Accueil Actu Monde Economie

En Suède, une appli de rencontre pour les personnes autistes et déficientes intellectuelles

"Ici je sais qu'on ne me jugera pas, il suffit d’être soi-même": Sira Rehn, 24 ans, atteint d'une déficience intellectuelle, s'est longtemps senti exclu des applications de rencontres, utilisées par 380 millions d'utilisateurs dans le monde.

"DigiVi" a changé son quotidien. Lancée en novembre en Suède, cette interface pour trouver l'âme soeur est réservée exclusivement aux autistes ou aux personnes atteintes de déficience intellectuelle légère, ayant un QI entre 50 et 69.

La plateforme se distingue par un fonctionnement simplifié et une procédure d'inscription qui assure la "sécurité" de ces publics souvent victimes d'abus sur les réseaux.

Attablé dans un café d'Uppsala, au nord de Stockholm, Sira sirote une limonade et pianote sur son téléphone avec énergie.

Sira se définit comme non binaire, ni féminin ni masculin, et utilise le pronom non genré "hen" en suédois, l'équivalent du "iel" en français.

- Exclus du monde numérique -

"Je viens de commencer à chatter avec une fille!", s'enthousiasme Sira. "On a les mêmes centres d'intérêt, elle a l'air sympa, j'ai hâte de voir ce qu'il va se passer… Je rêve de trouver l'amour!".

Sur son profil, Sira a posté des portraits et une liste de ses centres d'intérêts : chanter, les chiens, regarder des films.

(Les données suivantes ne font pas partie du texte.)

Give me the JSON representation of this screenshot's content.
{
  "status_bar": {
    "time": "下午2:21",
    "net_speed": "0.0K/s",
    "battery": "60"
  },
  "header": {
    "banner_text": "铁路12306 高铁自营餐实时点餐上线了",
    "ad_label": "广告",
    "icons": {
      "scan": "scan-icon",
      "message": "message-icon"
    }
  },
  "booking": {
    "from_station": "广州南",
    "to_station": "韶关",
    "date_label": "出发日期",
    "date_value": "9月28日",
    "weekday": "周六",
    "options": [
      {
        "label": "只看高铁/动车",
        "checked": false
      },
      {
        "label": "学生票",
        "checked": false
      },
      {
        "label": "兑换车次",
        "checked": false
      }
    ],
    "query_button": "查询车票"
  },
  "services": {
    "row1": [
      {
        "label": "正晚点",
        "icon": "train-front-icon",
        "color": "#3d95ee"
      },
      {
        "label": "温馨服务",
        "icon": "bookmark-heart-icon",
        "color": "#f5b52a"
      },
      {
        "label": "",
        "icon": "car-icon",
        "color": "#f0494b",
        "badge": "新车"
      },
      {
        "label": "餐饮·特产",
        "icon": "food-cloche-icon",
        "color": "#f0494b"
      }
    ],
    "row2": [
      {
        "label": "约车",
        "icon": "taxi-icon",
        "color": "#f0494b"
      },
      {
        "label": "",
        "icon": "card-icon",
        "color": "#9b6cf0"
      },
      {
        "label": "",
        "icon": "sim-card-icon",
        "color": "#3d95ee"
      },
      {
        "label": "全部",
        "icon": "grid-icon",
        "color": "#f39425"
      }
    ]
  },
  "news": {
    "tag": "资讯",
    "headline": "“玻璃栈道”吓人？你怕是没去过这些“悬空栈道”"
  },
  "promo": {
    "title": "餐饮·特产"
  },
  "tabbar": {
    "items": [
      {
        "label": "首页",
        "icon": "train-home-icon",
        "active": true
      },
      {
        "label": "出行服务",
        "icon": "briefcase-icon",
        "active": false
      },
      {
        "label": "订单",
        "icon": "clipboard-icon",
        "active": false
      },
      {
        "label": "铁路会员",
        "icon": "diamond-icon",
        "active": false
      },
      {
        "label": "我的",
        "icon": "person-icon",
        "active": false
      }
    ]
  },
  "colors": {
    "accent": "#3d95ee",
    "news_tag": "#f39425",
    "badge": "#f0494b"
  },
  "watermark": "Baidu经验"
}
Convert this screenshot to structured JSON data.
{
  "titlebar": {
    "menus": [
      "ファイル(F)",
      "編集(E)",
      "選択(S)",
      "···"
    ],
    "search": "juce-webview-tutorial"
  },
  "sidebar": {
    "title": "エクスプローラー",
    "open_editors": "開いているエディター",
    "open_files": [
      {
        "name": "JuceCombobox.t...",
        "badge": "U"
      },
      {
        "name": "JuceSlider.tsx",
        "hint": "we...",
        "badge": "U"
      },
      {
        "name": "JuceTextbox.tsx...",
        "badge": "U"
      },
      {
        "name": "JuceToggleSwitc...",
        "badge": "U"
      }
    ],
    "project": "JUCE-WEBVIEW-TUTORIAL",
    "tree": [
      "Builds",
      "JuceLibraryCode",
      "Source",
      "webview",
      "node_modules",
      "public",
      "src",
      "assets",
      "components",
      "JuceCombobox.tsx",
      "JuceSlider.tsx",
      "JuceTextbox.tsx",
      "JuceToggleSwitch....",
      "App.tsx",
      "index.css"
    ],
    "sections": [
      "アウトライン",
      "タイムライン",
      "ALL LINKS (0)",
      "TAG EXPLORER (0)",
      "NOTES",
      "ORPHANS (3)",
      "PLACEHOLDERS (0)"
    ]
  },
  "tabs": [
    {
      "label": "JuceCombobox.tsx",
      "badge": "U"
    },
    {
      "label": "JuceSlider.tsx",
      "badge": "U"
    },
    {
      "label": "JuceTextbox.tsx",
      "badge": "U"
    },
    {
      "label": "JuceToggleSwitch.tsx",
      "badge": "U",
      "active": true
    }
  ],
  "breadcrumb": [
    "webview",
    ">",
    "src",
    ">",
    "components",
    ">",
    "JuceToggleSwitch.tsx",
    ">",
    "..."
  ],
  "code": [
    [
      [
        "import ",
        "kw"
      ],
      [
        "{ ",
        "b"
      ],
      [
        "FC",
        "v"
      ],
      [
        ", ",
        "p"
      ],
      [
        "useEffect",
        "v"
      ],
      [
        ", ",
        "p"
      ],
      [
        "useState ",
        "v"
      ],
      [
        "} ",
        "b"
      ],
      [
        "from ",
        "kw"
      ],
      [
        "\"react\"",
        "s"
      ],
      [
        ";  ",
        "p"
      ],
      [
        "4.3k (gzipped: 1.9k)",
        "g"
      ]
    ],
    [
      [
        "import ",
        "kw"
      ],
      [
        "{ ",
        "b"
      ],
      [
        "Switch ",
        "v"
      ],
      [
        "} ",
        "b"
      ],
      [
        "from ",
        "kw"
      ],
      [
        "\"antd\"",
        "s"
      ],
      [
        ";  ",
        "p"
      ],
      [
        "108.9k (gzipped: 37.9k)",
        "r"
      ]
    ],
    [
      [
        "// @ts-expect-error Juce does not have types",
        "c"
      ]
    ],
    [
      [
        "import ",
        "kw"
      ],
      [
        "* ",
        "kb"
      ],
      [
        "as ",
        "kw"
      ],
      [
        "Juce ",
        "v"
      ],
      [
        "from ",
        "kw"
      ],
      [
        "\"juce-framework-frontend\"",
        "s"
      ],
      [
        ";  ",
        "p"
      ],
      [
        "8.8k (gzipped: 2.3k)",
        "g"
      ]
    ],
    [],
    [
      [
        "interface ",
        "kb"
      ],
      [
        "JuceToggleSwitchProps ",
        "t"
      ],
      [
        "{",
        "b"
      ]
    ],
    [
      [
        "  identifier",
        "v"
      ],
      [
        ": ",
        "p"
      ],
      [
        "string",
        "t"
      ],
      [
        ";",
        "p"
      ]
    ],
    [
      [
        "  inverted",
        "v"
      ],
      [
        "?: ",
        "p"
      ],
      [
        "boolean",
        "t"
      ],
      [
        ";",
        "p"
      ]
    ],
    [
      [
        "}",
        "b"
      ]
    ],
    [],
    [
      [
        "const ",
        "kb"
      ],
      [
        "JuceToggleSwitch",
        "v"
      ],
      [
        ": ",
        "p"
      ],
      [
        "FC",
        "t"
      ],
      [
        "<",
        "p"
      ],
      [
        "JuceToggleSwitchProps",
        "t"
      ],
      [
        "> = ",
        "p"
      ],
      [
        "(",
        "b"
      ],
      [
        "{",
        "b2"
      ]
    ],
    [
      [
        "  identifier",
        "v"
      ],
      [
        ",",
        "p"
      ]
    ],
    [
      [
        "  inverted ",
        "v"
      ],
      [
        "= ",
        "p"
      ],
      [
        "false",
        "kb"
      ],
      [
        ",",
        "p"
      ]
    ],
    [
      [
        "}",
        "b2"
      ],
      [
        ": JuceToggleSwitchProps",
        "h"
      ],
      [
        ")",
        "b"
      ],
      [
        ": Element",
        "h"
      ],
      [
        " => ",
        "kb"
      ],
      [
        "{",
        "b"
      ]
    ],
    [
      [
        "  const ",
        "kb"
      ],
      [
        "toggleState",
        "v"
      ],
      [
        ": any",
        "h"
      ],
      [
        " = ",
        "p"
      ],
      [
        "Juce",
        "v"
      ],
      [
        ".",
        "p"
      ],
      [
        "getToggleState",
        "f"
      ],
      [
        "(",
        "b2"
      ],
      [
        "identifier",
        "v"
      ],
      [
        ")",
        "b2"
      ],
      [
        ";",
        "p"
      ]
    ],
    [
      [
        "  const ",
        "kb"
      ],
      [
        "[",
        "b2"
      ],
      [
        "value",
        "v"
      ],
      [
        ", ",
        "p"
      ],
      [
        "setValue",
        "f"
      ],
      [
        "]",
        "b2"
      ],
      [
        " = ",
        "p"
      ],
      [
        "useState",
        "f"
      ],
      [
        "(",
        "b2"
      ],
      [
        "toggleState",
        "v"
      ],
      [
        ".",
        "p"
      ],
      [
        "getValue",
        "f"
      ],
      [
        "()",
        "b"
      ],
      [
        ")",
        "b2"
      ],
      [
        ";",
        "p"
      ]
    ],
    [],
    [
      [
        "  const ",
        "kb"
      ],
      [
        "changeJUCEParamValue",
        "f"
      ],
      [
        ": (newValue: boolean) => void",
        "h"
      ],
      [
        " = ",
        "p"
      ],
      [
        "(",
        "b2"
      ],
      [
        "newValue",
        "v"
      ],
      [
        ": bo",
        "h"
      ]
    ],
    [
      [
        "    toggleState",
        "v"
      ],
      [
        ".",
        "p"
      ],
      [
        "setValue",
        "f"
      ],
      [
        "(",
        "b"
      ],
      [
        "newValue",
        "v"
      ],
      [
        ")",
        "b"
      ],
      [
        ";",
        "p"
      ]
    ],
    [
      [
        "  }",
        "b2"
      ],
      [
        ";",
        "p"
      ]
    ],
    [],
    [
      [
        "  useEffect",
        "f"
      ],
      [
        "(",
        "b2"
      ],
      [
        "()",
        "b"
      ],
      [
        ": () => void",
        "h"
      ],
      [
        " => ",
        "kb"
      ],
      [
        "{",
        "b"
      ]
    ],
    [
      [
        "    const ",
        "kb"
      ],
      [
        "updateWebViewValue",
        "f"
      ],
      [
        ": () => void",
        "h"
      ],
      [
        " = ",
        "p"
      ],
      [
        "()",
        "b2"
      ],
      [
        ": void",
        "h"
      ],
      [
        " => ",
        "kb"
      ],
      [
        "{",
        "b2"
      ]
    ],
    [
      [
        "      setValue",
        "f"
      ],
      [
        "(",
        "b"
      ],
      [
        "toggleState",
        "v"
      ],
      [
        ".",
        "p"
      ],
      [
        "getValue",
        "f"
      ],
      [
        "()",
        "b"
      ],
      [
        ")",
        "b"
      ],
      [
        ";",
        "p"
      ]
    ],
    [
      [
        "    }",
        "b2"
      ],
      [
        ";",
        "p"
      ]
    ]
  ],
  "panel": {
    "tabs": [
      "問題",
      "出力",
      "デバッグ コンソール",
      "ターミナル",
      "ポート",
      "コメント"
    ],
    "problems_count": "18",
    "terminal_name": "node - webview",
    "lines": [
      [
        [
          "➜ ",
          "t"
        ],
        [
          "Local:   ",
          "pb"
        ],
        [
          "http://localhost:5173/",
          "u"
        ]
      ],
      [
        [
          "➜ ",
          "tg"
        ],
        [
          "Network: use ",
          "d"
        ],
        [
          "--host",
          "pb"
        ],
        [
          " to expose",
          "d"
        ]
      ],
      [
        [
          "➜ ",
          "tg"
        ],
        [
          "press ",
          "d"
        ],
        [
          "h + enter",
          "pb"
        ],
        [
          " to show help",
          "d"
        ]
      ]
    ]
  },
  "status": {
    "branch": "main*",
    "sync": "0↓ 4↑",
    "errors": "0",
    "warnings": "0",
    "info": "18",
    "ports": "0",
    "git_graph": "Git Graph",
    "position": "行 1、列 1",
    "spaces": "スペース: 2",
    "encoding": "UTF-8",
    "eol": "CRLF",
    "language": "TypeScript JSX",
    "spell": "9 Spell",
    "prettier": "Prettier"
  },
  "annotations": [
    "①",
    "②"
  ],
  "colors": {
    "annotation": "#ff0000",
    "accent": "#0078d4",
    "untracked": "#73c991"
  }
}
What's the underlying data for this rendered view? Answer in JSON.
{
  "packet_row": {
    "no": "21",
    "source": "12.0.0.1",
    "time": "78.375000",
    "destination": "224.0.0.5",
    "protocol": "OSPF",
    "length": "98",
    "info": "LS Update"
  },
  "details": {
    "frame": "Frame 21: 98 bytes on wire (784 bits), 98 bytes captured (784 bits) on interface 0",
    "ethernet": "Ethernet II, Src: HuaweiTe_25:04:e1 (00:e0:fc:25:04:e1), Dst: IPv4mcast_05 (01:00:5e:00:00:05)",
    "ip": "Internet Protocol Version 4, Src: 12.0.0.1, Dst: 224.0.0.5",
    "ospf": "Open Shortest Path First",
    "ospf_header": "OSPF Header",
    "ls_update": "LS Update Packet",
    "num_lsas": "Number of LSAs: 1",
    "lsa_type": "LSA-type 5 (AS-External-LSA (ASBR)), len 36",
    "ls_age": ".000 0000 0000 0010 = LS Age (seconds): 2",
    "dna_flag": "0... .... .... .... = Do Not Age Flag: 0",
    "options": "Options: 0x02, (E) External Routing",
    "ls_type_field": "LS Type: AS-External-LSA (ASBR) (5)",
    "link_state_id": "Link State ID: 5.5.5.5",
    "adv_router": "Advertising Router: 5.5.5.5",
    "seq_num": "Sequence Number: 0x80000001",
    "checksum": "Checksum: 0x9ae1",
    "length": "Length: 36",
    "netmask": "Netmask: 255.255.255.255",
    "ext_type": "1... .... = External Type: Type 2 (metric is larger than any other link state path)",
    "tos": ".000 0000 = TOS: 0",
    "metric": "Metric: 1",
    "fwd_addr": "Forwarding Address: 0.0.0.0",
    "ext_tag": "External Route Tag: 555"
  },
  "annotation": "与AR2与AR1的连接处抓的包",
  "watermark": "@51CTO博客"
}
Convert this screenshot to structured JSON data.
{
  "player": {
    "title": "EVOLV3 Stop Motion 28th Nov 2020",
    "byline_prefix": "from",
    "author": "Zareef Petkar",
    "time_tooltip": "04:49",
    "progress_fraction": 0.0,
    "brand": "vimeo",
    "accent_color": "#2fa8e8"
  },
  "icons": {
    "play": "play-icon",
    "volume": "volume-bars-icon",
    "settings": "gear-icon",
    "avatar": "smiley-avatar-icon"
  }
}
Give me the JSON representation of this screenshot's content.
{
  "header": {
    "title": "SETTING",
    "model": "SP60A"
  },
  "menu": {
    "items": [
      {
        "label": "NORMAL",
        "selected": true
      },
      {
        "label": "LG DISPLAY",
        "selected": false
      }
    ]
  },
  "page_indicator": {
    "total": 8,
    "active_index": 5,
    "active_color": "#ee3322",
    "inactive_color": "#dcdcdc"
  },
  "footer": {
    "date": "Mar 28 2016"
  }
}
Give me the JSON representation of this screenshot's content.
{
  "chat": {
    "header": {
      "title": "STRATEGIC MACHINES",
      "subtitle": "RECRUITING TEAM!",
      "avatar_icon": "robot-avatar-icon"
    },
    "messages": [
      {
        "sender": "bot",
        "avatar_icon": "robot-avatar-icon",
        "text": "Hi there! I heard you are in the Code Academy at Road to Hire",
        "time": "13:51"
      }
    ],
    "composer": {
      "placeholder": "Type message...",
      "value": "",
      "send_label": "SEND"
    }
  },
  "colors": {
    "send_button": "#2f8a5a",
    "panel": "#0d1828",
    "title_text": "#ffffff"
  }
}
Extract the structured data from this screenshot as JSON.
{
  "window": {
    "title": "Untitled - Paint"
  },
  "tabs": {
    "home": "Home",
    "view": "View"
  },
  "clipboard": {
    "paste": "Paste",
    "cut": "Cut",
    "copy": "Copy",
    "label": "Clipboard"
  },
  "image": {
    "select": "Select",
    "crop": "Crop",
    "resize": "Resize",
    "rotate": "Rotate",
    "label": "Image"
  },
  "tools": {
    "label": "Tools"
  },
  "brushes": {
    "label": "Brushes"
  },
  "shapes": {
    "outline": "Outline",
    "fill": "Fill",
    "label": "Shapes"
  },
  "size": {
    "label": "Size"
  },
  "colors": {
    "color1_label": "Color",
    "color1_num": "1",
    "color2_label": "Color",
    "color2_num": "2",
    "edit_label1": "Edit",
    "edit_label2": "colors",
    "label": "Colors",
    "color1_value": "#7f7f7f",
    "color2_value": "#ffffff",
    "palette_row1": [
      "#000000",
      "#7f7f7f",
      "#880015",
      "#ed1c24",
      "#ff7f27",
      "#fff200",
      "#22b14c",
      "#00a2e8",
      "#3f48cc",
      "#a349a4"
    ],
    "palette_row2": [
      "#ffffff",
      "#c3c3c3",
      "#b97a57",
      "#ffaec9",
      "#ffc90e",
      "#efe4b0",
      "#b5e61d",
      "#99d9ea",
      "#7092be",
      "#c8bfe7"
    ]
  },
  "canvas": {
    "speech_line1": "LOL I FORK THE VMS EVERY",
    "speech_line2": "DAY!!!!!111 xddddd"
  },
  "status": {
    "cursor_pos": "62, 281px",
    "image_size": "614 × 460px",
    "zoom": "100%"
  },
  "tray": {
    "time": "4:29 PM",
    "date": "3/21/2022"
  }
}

"Sur d'autres plateformes, je cachais mon handicap alors que c'est une grande partie de qui je suis, les gens ne voulaient pas me parler quand ils le découvraient", se souvient Sira.

"DigiVi", contraction des mots "Digital" et de "Vi" ("nous" en suédois), a été développée par une organisation qui accompagne les personnes atteintes de handicaps mentaux ou cognitifs.

Les fonctionnalités de la plateforme sont réduites au strict nécessaire : un profil, un espace de discussion, un bouton pour se faire aider.

"De nombreuses personnes atteintes de handicap sont exclues du monde numérique parce que c'est souvent trop compliqué", explique Magnus Linden, l'un des fondateurs de l'app.

"Ceux qui ont besoin de soutien dans leur quotidien ont aussi besoin de soutien dans leur vie relationnelle. Pour s'inscrire sur 'DigiVi', on doit rencontrer en personne un accompagnant qui vérifie votre identité et qui vous aide à créer votre compte", explique t-il.

Ces agents sont présents dans une vingtaine de villes suédoises et associent chaque compte à l'équivalent du numéro de sécurité sociale de l'utilisateur. Une procédure qui permet de prévenir les abus.

- Photos de nus interdites -

"C'est une sécurité que ça ne puisse pas être téléchargé par n'importe qui", assure Therese Wappsell, utilisatrice elle-même atteinte de handicap intellectuel léger et qui a participé à l'élaboration de la plateforme.

Elle explique faire partie d'une "catégorie particulièrement exposée à la violence" sur les applications.

"Cela peut être de recevoir des images sexuelles non sollicitées, de se sentir forcé d’envoyer certains types de contenus", souligne Aline Groh, co-fondatrice de l'app qui mentionne également le risque de rencontrer une personne qui n'est pas celle qu'elle prétendait être en ligne.

"Il y a des gens qui cherchent justement ceux qui ont des difficultés à se défendre, qui auront du mal à demander de l'aide. Avec DigiVi, on peut directement voir qui pose un problème et agir".

Les modérateurs de l'application, où le partage de photos de nus est par ailleurs interdit, s'engagent à exclure définitivement les utilisateurs qui se comportent de façon inappropriée, voire à prévenir la police si nécessaire.

Longtemps restée dans l'ombre, la question de la vie affective des personnes atteintes de déficiences intellectuelles ou cognitives a été portée à l'écran ces dernières années par plusieurs séries à succès comme "Histoire d'Amour et d'Autisme" ou encore "L'amour sur son 21".

"C'est important que les gens voient que nous aussi pouvons trouver l'amour", affirme Sira à propos de ces séries. "Ce n'est pas le handicap qui compte. Ce qui est important ce sont les sentiments que l'on a en nous".

DigiVi compte pour l’instant 180 utilisateurs réguliers. "C'est encore très récent mais ça se développe partout dans le pays", assure Aline Groh.

"On sait que des personnes ont commencé à tisser des relations… 1% de la population est atteinte de handicap mental et environ 5% d'autisme, cela donne une idée de tous ceux qui pourraient en bénéficier".